In the real world outside of calculus textbooks, as used universally in physics, the letters representing cylindrical and spherical coordinates and their ordering is different. WIkiipedia has nice diagrams showing these conventions.
Wiki: cylindrical coords, spherical coords.
Calculus textbooks start from polar coordinates (r,θ) and just add z to get cylindrical coordinates (r,θ,z) and then introduce two new letters for the spherical coordinate radial variable ρ and angle φ down from the vertical (to make matters worse, "phi" has two forms, called "phi" and "varphi"in Maple; in HTML code varphi is used). The authors are afraid students will be confused if confronted with completely new names.
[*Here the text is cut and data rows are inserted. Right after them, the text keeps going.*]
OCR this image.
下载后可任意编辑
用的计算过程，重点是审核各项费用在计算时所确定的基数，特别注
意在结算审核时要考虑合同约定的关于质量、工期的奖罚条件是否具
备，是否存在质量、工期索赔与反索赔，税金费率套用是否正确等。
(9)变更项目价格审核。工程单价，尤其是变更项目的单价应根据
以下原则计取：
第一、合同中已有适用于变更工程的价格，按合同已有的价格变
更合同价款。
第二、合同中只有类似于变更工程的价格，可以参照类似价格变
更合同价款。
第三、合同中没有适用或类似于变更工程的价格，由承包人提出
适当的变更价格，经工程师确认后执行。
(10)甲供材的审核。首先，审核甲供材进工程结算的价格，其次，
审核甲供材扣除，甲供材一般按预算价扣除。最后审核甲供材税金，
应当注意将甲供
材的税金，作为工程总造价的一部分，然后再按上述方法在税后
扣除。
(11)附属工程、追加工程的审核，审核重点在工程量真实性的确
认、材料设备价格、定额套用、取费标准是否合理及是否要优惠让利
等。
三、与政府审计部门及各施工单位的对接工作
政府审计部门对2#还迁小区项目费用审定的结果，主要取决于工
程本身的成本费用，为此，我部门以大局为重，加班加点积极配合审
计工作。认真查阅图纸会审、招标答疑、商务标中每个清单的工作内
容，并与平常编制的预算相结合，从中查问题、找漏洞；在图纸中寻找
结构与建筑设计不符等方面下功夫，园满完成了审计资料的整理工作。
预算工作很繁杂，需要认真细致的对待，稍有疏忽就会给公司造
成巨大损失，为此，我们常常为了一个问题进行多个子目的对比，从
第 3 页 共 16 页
So the calculus cylindrical variables (r,θ,z) become
respectively (ρ,φ,z)
while the calculus spherical variables (ρ,φ,θ) become respectively
(r,θ,φ) in this order, to make the three orthogonal
coordinate directions "right-handed" like the Cartesian coordinates (x,y,z),
namely their unit vector directions satisfy the same cyclical cross-product algebra as the three unit vectors
(i,j,k).
Stewart Calculus 15.8 also states spherical coordinates in the "wrong" order (ρ,θ,φ) in its description while failing to identify what they mean in some exercises. Always IDENTIFY your expessions with the symbols which represent them to the left in an equation: "symbol" = "expression".
Below should read (ρ,θ,φ) = (6,Pi/3,Pi/6).
Stewart Calculus 8e. 15.8.
Ans.
Clearly the 30 degree angle is the angle down from the vertical (phi) and the 60
degree angle is the angle around the z axis (theta).